Semula, lembaga-lembaga survei meramalkan pasangan Fauzi Bowo- Nachrowi Ramli (Foke-Nara) di atas angin, bahkan bisa menang satu putaran dalam pemilukada DKI Jakarta yang digelar 11 Juli 2012. Tapi, kenyataan berbicara lain: Joko Widodo-Basuki Tjahaja Purnamalah yang menang.
Persoalannya, kesalahan prediksi itu bukan hanya dilakukan satu lembaga, tapi beberapa lembaga sekaligus. Persoalan lainnya, lembaga-lembaga yang keliru itu merupakan pollster arus utama di jagad politik Tanah Air, seperti Lingkaran Survei Indonesia (LSI), Indobarometer, Pusat Kajian Kebijakan dan Pembangunan Strategis (Puskaptis), Jaringan Suara Indonesia (JSI), dan Cyrus Network.
Lembaga-lembaga yang telah malang melintang ini, selalu menempatkan Foke Nara di puncak tangga elektabilitas. Rata rata di atas 40 persen, bahkan mendekati 50 persen. Dengan ambang kesalahan (margin of error) 4,8 persen, dengan prediksi optimistis, Foke Nara bisa meraup suara hingga 54 persen, atau kalau terpuruk, paling buruk sekitar 35 persen.
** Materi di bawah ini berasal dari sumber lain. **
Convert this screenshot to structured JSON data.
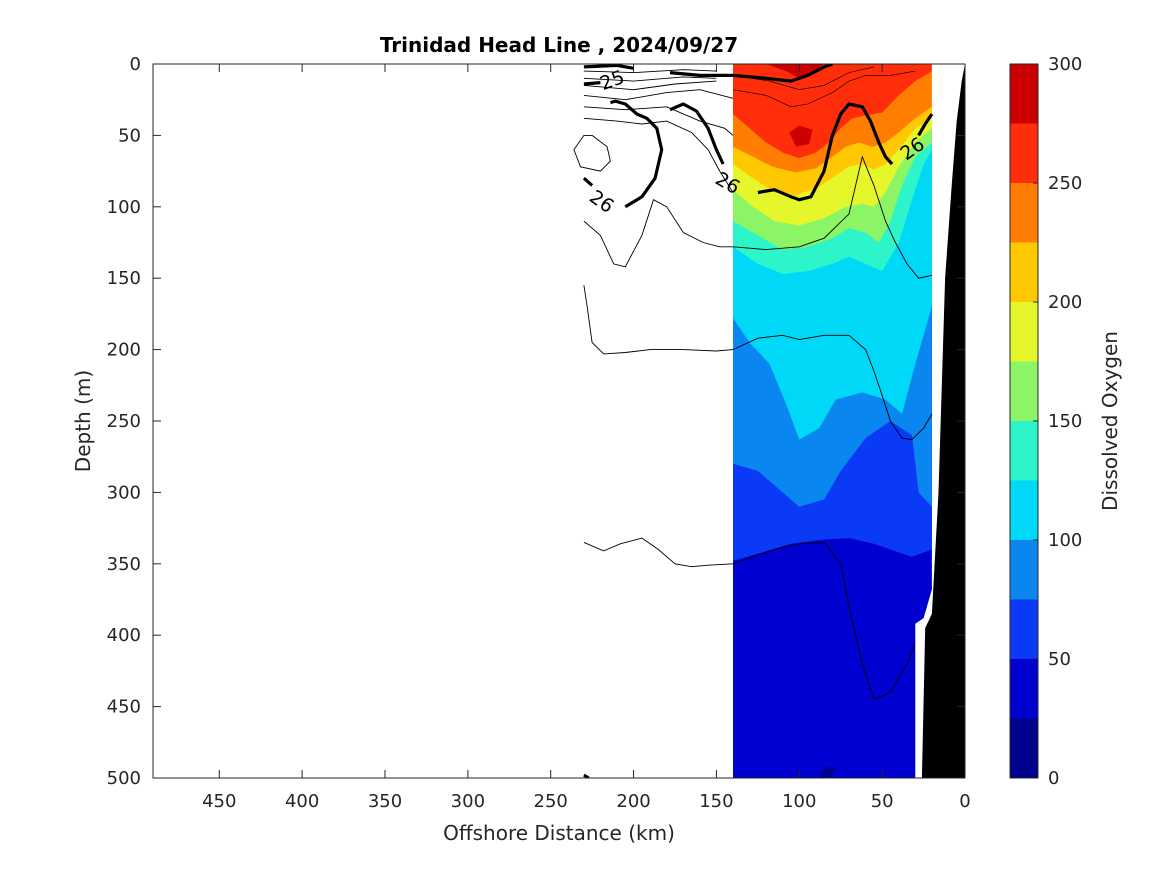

Sementara, untuk Jokowi-Ahok, lembaga-lembaga survei memberi angka berkisar 14,4 persen sampai 21 persen. Dengan ambang kesalahan 4,8 persen, paling top duet ini hanya akan meraih 25,8 persen suara, kalau tidak malah terpuruk ke 9,6 persen.
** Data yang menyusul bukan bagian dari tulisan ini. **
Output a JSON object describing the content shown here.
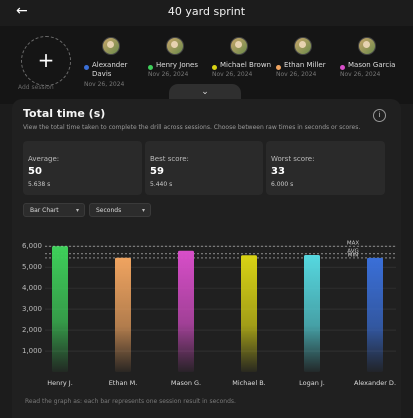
{
  "header": {
    "back_icon": "arrow-left-icon",
    "title": "40 yard sprint"
  },
  "sessions": {
    "add_label": "Add session",
    "items": [
      {
        "name": "Alexander Davis",
        "name_line1": "Alexander",
        "name_line2": "Davis",
        "date": "Nov 26, 2024",
        "color": "#3a6fd8"
      },
      {
        "name": "Henry Jones",
        "date": "Nov 26, 2024",
        "color": "#3ecf5a"
      },
      {
        "name": "Michael Brown",
        "date": "Nov 26, 2024",
        "color": "#d9d314"
      },
      {
        "name": "Ethan Miller",
        "date": "Nov 26, 2024",
        "color": "#f0a460"
      },
      {
        "name": "Mason Garcia",
        "date": "Nov 26, 2024",
        "color": "#d84ec9"
      }
    ]
  },
  "collapse_icon": "chevron-down-icon",
  "section": {
    "title": "Total time (s)",
    "info_icon": "info-icon",
    "description": "View the total time taken to complete the drill across sessions. Choose between raw times in seconds or scores."
  },
  "stats": [
    {
      "label": "Average:",
      "score": "50",
      "time": "5.638 s"
    },
    {
      "label": "Best score:",
      "score": "59",
      "time": "5.440 s"
    },
    {
      "label": "Worst score:",
      "score": "33",
      "time": "6.000 s"
    }
  ],
  "controls": {
    "chart_type": "Bar Chart",
    "unit": "Seconds"
  },
  "chart_data": {
    "type": "bar",
    "categories": [
      "Henry J.",
      "Ethan M.",
      "Mason G.",
      "Michael B.",
      "Logan J.",
      "Alexander D."
    ],
    "values": [
      6000,
      5450,
      5780,
      5570,
      5580,
      5440
    ],
    "colors": [
      "#3ecf5a",
      "#f0a460",
      "#d84ec9",
      "#d9d314",
      "#56d8e0",
      "#3a6fd8"
    ],
    "y_ticks": [
      1000,
      2000,
      3000,
      4000,
      5000,
      6000
    ],
    "y_tick_labels": [
      "1,000",
      "2,000",
      "3,000",
      "4,000",
      "5,000",
      "6,000"
    ],
    "ylim": [
      0,
      6200
    ],
    "reference_lines": [
      {
        "label": "MAX",
        "value": 6000
      },
      {
        "label": "AVG",
        "value": 5638
      },
      {
        "label": "MIN",
        "value": 5440
      }
    ]
  },
  "footer": "Read the graph as: each bar represents one session result in seconds."
}
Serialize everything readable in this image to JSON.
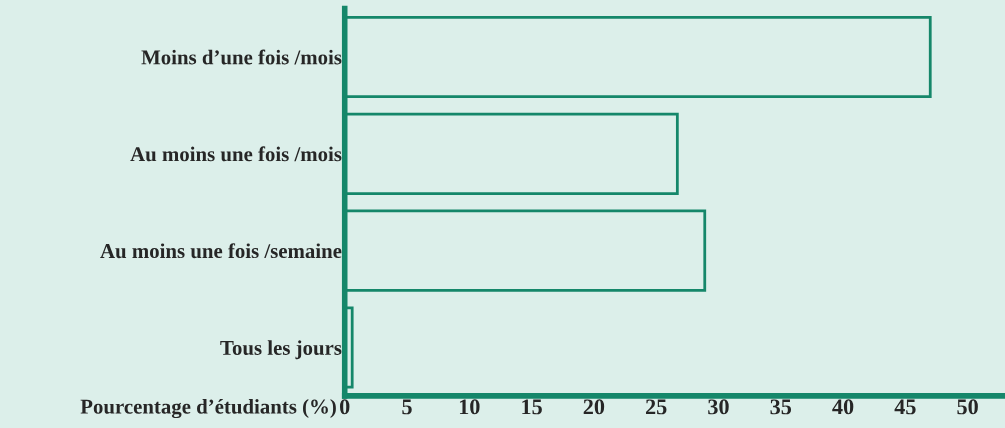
{
  "chart_data": {
    "type": "bar",
    "orientation": "horizontal",
    "xlabel": "Pourcentage d’étudiants (%)",
    "categories": [
      "Moins d’une fois /mois",
      "Au moins une fois /mois",
      "Au moins une fois /semaine",
      "Tous les jours"
    ],
    "values": [
      47,
      26.7,
      28.9,
      0.6
    ],
    "color": "#15876a",
    "xlim": [
      0,
      53
    ],
    "xticks": [
      0,
      5,
      10,
      15,
      20,
      25,
      30,
      35,
      40,
      45,
      50
    ],
    "grid": false,
    "legend": false
  }
}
Tapi, hasil quickcount yang diumumkan pada 11 Juli, dan hasil aktual yang diumumkan lebih dari sepekan kemudian, memperlihatkan hasil yang di luar kelaziman. Suara Jokowi-Ahok justru berada pada kisaran 42-43 persen. Sementara, Foke Nara hanya meraih suara di kisaran 33-34 persen.
Dan, ibarat terlibat dalam se buah kecelakaan maut, ambang kesalahan tak mampu lagi menjadi sabuk pengaman. Semuanya jebol. Padahal, ambang kesalahan itu merupakan aura kewibawaan sebuah lembaga survei. Makin kecil margin of error, makin berwibawa lembaga itu. Karena, itu berarti, lembaga tersebut sudah bermain dengan presisi tinggi.
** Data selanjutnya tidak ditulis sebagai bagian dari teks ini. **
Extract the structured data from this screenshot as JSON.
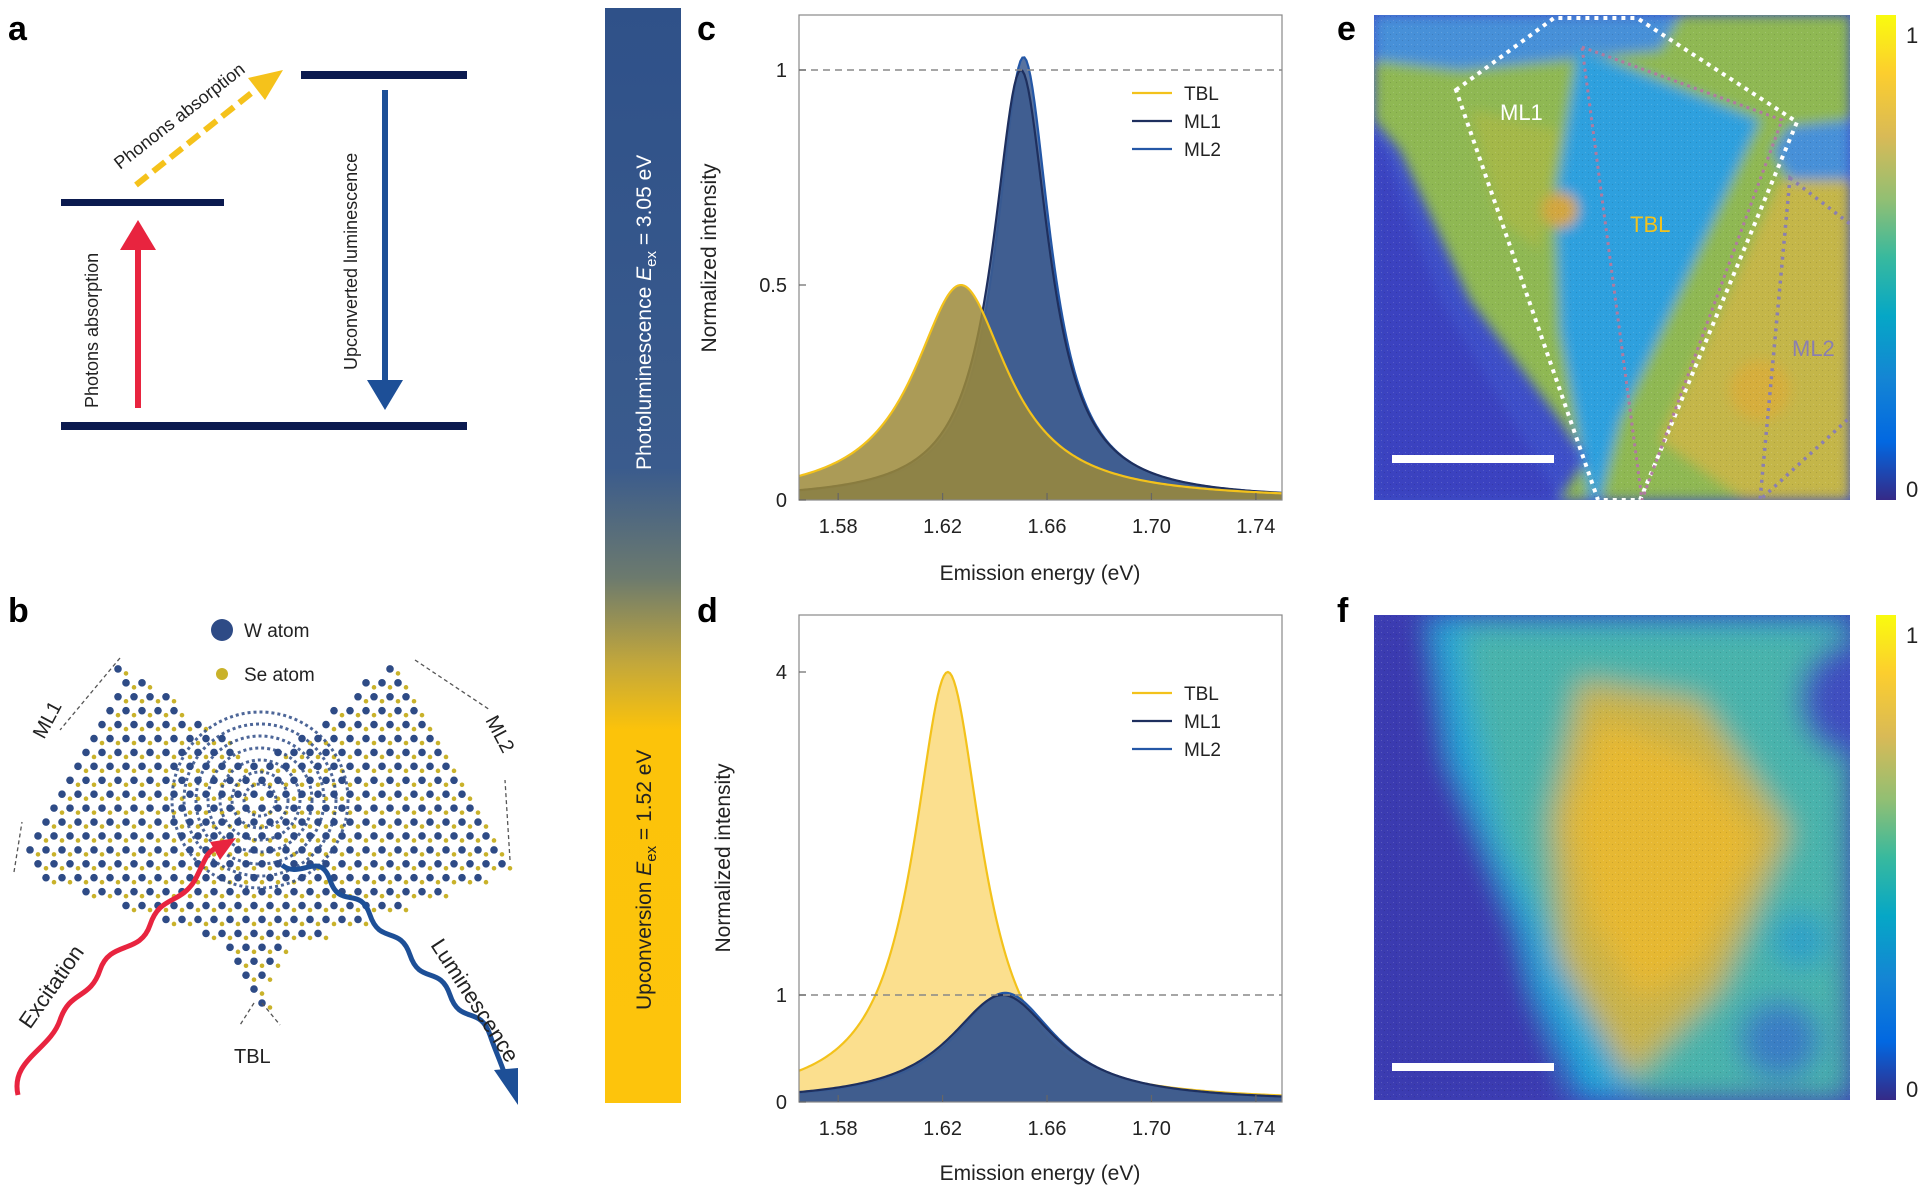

Alhasil, 11 Juli pun menjadi hari suram bagi lembaga survei di Indonesia. Karena hasil survei yang kerap mereka kemukakan, bahwa Foke-Nara akan menang, bahkan dengan satu putaran, tak ubahnya takhayul ilmiah. Sialnya, kesalahan itu benar-benar terekspose, karena terjadi di panggung bernama Jakarta, ibu kota negeri ini.